I describe the pieces of Labatut’s book as “works” because they are difficult to categorize. These are neither short fictions nor essays in the strictest sense. Labatut advises that this book is “a work of fiction based on real events. The quantity of fiction grows throughout the book…” So, these stories use real history and real science as jumping off points, blending in increasing doses of imagination, de-emphasizing pure facts in order to expose deeper truths.
In “Prussian Blue,” Labatut meditates on the irony that the same marvelous chemistry that sparked a revolution in synthetic dyes also led to the development of the poisonous gases deployed with such cruelty in the trenches of World War I, as well as Zyklon-B, the cyanide-based pesticide the Nazis used to exterminate millions of Jews during the Holocaust. Speaking of World War I… in “Schwarzschild’s Singularity,” Albert Einstein receives an unexpected letter from a front-line artillery commander (who also happens to be a brilliant physicist and astronomer) who uses Einstein’s newly revealed principles of general relativity to theorize the terrifying existence of black holes. “The Heart of the Heart” explores the unlikely connections between two mathematicians—one Japanese, one German-French—who are both brilliant but suffer from personal demons. “When We Cease to Understand the World,” by far the longest section of the book, delves into the lives of Erwin Schrödinger and Werner Heisenberg, as they battle their personal demons and each other over how to describe the weird, counter-intuitive world of quantum mechanics.

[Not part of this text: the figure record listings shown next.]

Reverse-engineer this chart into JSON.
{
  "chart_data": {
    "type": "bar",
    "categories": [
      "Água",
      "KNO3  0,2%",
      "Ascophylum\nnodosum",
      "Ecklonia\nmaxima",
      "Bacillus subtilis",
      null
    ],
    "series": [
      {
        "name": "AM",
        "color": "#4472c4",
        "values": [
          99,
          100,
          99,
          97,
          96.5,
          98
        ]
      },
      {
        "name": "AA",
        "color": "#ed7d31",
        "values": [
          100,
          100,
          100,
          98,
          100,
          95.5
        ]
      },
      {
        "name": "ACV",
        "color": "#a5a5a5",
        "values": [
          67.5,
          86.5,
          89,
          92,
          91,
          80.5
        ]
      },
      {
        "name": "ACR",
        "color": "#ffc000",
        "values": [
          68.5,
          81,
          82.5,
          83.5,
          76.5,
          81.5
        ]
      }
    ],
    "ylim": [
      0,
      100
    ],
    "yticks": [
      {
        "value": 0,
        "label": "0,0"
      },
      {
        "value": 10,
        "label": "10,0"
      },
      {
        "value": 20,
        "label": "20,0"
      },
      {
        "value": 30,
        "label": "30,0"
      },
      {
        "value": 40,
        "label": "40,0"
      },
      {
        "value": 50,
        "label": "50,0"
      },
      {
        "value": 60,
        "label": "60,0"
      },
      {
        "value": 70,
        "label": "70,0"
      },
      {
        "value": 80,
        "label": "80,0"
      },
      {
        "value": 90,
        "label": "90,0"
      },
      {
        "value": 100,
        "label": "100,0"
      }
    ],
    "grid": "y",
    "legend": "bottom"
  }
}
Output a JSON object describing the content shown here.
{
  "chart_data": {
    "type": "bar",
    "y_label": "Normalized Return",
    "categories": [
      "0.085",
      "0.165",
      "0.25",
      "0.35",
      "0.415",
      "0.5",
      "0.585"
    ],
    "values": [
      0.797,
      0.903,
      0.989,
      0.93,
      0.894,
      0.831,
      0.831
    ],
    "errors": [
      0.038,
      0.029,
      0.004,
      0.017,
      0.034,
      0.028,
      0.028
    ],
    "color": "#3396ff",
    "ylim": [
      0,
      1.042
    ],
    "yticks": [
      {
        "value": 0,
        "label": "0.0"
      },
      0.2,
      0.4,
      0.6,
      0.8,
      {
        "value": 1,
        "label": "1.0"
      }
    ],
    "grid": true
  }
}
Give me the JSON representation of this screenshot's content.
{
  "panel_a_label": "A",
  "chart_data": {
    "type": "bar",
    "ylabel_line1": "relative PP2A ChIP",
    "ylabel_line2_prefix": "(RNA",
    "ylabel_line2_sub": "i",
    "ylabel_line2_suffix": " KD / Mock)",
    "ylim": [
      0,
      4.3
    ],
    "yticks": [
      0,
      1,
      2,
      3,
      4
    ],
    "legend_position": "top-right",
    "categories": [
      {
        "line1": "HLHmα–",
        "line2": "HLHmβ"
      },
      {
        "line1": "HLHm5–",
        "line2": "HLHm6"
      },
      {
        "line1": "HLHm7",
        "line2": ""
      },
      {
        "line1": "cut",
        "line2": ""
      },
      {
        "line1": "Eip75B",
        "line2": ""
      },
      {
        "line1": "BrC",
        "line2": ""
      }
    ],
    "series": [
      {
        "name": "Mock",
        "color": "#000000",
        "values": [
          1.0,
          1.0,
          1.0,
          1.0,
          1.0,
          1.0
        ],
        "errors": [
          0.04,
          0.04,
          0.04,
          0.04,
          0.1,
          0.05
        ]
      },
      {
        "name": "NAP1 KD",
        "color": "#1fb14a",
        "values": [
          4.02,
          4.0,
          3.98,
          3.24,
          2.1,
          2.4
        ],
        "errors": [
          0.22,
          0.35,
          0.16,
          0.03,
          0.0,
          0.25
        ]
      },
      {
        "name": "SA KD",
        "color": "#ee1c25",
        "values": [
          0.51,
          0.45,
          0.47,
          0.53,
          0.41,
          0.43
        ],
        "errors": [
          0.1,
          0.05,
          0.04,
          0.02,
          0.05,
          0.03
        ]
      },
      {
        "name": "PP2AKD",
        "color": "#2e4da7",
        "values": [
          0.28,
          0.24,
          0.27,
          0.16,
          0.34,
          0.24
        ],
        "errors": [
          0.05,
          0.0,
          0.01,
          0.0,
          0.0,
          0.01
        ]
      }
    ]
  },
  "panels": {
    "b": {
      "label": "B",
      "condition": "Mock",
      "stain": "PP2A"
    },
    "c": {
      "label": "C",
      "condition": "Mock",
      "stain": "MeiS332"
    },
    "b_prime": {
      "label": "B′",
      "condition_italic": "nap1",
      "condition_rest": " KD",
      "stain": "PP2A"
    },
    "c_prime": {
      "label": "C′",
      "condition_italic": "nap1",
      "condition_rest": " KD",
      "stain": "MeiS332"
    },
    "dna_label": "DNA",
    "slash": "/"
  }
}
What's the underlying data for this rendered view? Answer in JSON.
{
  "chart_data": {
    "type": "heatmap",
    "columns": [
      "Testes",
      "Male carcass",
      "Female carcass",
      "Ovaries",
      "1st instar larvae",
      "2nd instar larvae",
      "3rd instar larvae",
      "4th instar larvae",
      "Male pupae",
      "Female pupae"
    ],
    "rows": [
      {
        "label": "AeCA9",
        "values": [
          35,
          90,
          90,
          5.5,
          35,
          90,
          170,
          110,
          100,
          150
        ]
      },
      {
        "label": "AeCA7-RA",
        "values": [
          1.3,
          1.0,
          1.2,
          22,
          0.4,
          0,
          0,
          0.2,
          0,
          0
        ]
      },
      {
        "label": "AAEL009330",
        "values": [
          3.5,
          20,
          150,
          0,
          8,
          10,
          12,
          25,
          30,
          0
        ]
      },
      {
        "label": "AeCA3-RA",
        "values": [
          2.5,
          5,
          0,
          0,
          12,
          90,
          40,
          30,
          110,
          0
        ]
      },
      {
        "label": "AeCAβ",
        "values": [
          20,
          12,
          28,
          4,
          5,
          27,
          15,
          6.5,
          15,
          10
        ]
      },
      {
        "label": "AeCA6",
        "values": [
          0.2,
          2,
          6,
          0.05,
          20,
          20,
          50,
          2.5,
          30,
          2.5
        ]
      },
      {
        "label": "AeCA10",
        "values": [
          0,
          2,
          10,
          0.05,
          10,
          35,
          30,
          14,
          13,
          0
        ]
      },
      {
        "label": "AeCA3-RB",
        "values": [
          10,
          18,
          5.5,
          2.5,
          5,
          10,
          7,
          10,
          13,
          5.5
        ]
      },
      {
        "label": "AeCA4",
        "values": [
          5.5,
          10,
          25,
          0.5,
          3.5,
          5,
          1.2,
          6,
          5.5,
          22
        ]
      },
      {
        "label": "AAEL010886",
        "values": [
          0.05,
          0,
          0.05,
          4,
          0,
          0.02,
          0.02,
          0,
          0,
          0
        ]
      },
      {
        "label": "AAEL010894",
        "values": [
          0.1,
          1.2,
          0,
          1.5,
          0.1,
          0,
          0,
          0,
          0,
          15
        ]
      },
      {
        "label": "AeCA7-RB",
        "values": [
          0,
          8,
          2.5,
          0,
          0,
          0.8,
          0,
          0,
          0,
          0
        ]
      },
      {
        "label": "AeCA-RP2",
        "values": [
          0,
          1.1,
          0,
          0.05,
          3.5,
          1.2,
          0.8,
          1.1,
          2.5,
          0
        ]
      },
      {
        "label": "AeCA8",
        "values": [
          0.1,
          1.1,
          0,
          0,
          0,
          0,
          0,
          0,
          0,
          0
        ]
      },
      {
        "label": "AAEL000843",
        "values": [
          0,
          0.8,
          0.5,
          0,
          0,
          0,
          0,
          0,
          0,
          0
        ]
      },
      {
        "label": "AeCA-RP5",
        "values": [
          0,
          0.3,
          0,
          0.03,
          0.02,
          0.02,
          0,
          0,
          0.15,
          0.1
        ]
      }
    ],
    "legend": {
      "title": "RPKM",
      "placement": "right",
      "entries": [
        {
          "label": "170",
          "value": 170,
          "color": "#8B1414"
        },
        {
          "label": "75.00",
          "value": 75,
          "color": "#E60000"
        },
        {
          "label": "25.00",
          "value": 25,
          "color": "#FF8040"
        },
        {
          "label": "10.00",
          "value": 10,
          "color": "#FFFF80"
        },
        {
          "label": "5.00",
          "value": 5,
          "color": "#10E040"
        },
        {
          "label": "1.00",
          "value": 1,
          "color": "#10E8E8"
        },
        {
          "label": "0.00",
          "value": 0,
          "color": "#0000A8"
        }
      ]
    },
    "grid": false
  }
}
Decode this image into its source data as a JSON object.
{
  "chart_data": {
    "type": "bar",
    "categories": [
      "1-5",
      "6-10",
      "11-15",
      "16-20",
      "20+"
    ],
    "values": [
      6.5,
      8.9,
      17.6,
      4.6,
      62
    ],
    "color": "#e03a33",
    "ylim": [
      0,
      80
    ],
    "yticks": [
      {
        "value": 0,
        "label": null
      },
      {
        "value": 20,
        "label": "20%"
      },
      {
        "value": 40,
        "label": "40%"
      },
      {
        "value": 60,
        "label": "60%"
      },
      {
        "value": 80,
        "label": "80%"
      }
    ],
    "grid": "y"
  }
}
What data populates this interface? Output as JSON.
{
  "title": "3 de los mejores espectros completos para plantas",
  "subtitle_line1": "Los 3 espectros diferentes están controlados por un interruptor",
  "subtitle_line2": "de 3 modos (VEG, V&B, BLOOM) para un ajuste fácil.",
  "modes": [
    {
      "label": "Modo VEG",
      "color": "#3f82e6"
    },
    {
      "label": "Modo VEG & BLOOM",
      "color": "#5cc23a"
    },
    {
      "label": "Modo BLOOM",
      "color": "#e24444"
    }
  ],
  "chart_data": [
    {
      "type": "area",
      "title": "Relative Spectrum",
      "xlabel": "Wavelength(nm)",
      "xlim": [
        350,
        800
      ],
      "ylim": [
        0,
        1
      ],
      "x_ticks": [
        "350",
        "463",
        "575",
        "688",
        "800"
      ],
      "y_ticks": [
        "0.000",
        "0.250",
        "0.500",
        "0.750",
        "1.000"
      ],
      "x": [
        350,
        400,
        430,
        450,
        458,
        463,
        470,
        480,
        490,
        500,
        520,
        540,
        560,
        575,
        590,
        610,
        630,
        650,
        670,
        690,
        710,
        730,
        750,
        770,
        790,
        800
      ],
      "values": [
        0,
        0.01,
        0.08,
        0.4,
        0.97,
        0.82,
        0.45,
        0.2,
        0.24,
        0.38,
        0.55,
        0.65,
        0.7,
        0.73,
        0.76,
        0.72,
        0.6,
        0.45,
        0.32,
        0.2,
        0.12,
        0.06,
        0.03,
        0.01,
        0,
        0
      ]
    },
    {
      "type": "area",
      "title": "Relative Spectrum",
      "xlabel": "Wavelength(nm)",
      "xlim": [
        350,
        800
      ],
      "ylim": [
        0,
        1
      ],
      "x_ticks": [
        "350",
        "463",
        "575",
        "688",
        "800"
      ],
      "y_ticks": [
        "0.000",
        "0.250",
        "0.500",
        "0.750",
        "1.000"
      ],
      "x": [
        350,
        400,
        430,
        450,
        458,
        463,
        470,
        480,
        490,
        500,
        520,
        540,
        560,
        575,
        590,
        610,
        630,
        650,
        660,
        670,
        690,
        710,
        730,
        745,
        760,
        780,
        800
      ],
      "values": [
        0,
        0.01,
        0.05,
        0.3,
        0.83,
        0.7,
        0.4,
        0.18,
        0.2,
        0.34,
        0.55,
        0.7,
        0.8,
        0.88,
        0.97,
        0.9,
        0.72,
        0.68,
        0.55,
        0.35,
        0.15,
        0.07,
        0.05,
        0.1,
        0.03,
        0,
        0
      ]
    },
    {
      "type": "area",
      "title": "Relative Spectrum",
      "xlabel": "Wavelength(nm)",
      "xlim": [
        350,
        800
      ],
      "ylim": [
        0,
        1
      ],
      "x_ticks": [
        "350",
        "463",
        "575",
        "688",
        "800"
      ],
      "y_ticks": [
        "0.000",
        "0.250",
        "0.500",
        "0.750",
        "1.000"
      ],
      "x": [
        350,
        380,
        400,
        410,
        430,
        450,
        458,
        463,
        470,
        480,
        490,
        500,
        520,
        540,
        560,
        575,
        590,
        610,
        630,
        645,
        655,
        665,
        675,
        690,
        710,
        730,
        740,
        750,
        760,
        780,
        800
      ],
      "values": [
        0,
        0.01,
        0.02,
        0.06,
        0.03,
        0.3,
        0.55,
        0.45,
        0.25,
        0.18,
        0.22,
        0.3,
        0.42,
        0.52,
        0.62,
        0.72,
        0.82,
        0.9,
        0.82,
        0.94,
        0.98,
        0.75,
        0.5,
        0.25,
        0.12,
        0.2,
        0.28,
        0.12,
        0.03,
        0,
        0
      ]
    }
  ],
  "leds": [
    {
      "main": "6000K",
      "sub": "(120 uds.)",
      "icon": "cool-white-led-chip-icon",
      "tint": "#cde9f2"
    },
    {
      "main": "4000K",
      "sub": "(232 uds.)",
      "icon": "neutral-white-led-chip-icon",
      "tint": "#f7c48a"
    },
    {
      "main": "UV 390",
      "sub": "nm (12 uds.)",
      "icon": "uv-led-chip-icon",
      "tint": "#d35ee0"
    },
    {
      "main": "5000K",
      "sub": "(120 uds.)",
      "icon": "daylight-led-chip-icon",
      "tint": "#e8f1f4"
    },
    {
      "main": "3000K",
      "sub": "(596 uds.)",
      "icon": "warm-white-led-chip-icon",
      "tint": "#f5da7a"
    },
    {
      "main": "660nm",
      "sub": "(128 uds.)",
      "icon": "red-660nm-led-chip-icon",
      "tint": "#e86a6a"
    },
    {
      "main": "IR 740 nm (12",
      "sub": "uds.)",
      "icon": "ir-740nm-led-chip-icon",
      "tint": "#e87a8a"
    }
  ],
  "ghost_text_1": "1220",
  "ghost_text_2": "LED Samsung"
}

This book is a beautiful reading experience, but it can be frustrating for lay readers who want to know where the dividing line is between the hypnotic prose and the true stories behind its powerful ideas. Labatut provides some small help via a bibliography in his Acknowledgments. When We Cease to Understand the World should serve as both an inspiration and a guidepost for those seeking to delve deeper into the history and issues surrounding mankind’s quest for knowledge.